In summary, AMD will transition to HBM on their high end APUs and discrete GPUs. The indications are that the transition could happen as soon as 2015. These developments will bolster AMD's graphics and total compute performance leadership on upcoming APUs against Intel SOCs like Broadwell and Skylake. AMD's discrete GPU products will also benefit immensely from HBM and this development augurs well for their discrete GPU business. AMD remains a good long-term investment on the strength of the various developments happening now. The transition to HBM followed by a new high performance x86 CPU microarchitecture in 2016 should help AMD to maintain and extend the performance leadership of their APUs. The adoption of HSA features by ISVs will bring improved performance in mainstream applications. These developments combined should help drive market share gains against Intel and also increase the average selling price of AMD APUs.

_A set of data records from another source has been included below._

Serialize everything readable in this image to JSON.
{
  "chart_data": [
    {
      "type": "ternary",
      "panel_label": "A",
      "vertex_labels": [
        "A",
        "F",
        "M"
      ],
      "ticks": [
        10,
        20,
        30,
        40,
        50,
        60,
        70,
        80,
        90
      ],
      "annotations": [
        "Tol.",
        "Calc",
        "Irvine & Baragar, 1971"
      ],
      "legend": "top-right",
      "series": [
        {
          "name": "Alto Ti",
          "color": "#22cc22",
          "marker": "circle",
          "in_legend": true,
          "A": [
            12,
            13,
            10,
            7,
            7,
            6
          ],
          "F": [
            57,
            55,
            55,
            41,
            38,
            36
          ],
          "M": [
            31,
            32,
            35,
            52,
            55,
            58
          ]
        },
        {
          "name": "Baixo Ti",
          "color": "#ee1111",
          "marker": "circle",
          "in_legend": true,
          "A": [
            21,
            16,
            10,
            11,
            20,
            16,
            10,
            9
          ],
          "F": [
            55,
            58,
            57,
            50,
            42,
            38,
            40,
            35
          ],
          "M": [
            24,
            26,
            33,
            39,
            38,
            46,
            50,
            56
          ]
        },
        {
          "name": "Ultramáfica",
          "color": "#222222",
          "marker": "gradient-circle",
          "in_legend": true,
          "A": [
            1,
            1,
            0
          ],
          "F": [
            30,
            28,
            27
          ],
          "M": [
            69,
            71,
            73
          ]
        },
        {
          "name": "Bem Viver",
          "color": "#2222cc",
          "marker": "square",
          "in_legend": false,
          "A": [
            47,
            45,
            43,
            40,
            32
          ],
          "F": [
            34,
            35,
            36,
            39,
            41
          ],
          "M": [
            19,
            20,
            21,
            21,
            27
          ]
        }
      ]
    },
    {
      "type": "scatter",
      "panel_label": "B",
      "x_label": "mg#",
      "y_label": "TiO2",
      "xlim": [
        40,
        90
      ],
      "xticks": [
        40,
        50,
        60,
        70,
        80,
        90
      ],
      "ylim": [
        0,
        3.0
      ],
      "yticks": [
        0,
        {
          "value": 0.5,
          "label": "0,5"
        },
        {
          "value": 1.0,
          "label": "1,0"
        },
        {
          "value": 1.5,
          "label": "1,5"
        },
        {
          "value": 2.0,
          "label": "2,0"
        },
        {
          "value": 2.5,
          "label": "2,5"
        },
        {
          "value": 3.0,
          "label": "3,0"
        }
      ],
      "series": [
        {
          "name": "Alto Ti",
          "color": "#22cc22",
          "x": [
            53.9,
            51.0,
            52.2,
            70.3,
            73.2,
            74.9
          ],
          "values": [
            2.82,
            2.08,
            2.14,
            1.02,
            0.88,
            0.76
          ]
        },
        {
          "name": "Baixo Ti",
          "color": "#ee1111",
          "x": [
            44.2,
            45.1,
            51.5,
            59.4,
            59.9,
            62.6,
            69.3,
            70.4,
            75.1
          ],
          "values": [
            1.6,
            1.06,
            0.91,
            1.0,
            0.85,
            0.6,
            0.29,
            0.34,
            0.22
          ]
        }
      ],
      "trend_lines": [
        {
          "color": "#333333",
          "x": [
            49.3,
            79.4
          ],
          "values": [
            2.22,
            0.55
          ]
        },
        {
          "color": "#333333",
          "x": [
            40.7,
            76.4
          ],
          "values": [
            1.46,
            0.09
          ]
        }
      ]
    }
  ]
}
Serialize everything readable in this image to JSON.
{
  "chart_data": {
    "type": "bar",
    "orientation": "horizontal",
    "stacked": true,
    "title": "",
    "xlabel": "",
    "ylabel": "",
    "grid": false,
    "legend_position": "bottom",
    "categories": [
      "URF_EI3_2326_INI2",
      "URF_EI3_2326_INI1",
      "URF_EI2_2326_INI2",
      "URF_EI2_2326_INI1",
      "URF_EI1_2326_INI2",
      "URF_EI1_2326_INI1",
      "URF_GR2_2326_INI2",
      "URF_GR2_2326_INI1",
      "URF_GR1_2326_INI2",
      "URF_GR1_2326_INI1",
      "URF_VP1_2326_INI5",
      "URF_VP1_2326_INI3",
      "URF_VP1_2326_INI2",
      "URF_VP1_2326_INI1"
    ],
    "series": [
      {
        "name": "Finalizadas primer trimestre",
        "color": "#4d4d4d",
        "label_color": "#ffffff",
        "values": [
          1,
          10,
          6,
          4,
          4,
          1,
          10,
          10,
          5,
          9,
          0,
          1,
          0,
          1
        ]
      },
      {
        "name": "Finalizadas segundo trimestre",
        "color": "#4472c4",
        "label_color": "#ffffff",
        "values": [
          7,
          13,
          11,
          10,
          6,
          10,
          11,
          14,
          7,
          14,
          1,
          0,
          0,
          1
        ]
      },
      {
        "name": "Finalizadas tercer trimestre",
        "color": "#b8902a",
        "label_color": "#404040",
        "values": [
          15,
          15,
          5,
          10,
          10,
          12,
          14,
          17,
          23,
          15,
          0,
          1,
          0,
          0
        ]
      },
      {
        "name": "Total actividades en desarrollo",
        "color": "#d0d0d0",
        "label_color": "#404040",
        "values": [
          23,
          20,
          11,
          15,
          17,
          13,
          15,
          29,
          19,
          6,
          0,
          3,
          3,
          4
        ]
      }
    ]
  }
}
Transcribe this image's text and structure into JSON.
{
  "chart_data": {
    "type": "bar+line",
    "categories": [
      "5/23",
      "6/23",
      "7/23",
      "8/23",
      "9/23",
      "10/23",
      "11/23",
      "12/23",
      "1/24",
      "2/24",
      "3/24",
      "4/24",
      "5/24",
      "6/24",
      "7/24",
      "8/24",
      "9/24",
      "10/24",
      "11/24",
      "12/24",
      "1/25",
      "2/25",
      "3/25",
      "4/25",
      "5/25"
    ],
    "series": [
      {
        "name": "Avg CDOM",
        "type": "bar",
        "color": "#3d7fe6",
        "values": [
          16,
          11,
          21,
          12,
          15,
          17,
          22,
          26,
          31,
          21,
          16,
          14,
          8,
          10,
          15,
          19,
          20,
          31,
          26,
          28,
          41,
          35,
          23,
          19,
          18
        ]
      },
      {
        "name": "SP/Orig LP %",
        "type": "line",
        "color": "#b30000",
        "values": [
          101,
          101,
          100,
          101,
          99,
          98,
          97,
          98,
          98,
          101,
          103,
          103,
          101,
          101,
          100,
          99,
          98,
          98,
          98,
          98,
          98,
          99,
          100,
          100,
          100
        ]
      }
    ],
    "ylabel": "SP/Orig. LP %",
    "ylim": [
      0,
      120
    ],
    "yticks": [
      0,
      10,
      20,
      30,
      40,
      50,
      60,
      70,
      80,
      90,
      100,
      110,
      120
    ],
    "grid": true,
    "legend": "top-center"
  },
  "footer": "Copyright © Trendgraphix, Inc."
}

Disclosure: The author has no positions in any stocks mentioned, and no plans to initiate any positions within the next 72 hours. The author wrote this article themselves, and it expresses their own opinions. The author is not receiving compensation for it (other than from Seeking Alpha). The author has no business relationship with any company whose stock is mentioned in this article.